Put some of the wood frames between every other plastic frame.
Keep feeding syrup as long as they are taking it.

 Al


----------



## Maxpowers (Apr 4, 2012)

I'm pretty sure these are wax


----------



## alleyyooper (Apr 22, 2005)

Looks like plastic insert to me. No support wires running horizontal or vertical. See if you can put a finger nail thru it in one of the corners. If not it's plastic and you will need to paint it with bees wax to get them to hurry up and draw the stuff out.

 Al


----------



## Maxpowers (Apr 4, 2012)

They seem to be "plasticell".


----------



## alleyyooper (Apr 22, 2005)

Bees say YUK PLASTIC. I say paint the stuff with melted bees wax and hope for the best.

 Al


----------



## johng (Feb 14, 2009)

They will draw the plastic just fine on a honey flow or when feeding. Painting on some extra wax does help them get started. You have the foundation in upside down though. See the perforated spot in the corner? Those are there so you can break them out to leave the bottom corners open so the bees can cross back and forth. You don't have to break them out but, I normally do.


----------



## Bret (Oct 3, 2003)

Good pictures and schooling. Got my heart rate up. Hope I can go there someday.


----------



## alleyyooper (Apr 22, 2005)

Yes bees will draw the plastic out but it takes for ever and if there is real wax in there they may avoid drawing it out altogether. That is how come they can still sell that stuff is the bees will over some time get around to drawing the stuff.
I had that stuff in 2004 when Kare won the bee hive raffle. 75 days and it wasn't but half drawn out.
In 30 days they had 20 frames of real wax foundation drawn out once I got rid of that plastic.

 Al


----------



## Maxpowers (Apr 4, 2012)

I haven't done the wax yet, it's on my to do list. When I first started this post I tried just adding the second box on top. Here's how they looked today. Not the best pics but they're via my cellphone while wearing a bee suit and gloves. 

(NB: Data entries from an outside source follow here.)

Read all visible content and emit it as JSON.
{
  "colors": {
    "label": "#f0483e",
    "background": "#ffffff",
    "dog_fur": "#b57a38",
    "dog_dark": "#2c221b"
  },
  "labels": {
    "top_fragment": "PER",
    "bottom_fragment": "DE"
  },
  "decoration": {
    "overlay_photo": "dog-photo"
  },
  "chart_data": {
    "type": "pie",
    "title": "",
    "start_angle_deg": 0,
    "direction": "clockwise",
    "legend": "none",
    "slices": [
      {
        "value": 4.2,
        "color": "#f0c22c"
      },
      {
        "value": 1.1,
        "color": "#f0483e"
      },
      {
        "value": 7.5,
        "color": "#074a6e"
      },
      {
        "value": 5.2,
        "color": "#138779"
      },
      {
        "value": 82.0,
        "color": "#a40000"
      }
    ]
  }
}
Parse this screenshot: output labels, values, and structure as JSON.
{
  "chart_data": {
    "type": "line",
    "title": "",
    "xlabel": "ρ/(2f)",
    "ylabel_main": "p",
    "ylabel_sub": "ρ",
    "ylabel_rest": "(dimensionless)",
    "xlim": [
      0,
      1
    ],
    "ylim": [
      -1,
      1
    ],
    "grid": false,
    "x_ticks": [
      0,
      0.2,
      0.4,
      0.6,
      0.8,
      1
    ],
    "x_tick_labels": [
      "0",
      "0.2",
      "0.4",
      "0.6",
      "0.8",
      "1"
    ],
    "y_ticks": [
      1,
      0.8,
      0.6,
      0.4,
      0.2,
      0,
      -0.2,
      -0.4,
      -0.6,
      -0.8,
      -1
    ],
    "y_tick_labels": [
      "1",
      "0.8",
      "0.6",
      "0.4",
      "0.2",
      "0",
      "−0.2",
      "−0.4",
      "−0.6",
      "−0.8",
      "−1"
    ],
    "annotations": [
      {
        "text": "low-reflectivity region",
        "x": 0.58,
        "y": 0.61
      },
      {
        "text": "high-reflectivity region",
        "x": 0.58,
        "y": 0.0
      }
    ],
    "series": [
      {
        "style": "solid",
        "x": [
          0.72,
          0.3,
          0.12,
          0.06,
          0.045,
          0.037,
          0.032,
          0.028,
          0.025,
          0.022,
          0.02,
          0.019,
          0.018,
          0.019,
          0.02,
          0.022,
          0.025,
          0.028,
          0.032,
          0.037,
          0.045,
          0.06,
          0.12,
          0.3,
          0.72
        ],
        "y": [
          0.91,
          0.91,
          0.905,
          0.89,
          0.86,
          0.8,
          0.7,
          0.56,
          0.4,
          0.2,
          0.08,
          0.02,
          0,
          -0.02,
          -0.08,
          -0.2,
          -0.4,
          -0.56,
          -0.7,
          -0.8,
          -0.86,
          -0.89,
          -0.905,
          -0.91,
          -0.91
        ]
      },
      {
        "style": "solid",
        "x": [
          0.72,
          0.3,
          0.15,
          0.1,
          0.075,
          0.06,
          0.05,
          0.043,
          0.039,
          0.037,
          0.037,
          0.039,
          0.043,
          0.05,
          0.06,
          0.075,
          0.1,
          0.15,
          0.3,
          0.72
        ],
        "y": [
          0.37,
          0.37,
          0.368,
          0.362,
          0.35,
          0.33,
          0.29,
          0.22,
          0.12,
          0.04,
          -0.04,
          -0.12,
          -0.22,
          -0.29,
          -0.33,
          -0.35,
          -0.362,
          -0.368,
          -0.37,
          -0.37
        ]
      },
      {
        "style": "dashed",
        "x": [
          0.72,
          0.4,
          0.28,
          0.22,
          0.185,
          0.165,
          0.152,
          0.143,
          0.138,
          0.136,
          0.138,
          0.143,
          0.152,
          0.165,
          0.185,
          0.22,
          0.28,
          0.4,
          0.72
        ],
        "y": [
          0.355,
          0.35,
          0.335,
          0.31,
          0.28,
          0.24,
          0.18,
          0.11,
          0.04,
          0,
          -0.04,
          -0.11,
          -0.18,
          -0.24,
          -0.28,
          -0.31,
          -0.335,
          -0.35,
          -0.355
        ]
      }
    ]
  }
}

This is a frame pulled out that's roughly in the middle and then me pointing the phone down into the space that created.


----------



## Bret (Oct 3, 2003)

Way to go team! Work that wax!


----------



## Maxpowers (Apr 4, 2012)

I have more questions about their progress. Hive 1 which has always had a ton of bees is doing fine, that's the one I already added a 2nd box onto. My only question there is, I lifted up the 2nd box today to peek at the progress between them. It took a little bit of wiggling to get them unstuck. Is it okay to separate the two boxes to look since I'm breaking some of their work?










I'm more concerned about hive 2. While they seem to be healthy and doing fine they don't seem to be progressing much. I don't see the population growing or the comb expanding. I took a peek today, now I am new and may not know what I'm looking for but I'm not sure there's any drones or a queen. Everybody looked the same size. Here's a couple pics of them. Notice the brown thing, it's one of those supplement food things. Hive 1 destroyed theirs a couple months ago, it's still lingering on in hive 2.


----------



## TxGypsy (Nov 23, 2006)

They are building burr comb everywhere because they hate plastic. Pop the plastic foundation out and figure out a way to re-purpose it. If you figure out something to do with it let me know as I have a lot of students with piles of the stuff I removed from their hives. Place an empty frame between 2 of the plastic frames you got with your nuc. Proceed checkerboard style...every other one all the way across the hive. Only use for the plastic is to keep it in every other frame in the upper super so that they will draw out the empty frames straight. Some folks run wire back and forth to strengthen the comb that the bees will draw.

Use foundationless or real wax. Wish they'd quit selling the plastic stuff.


----------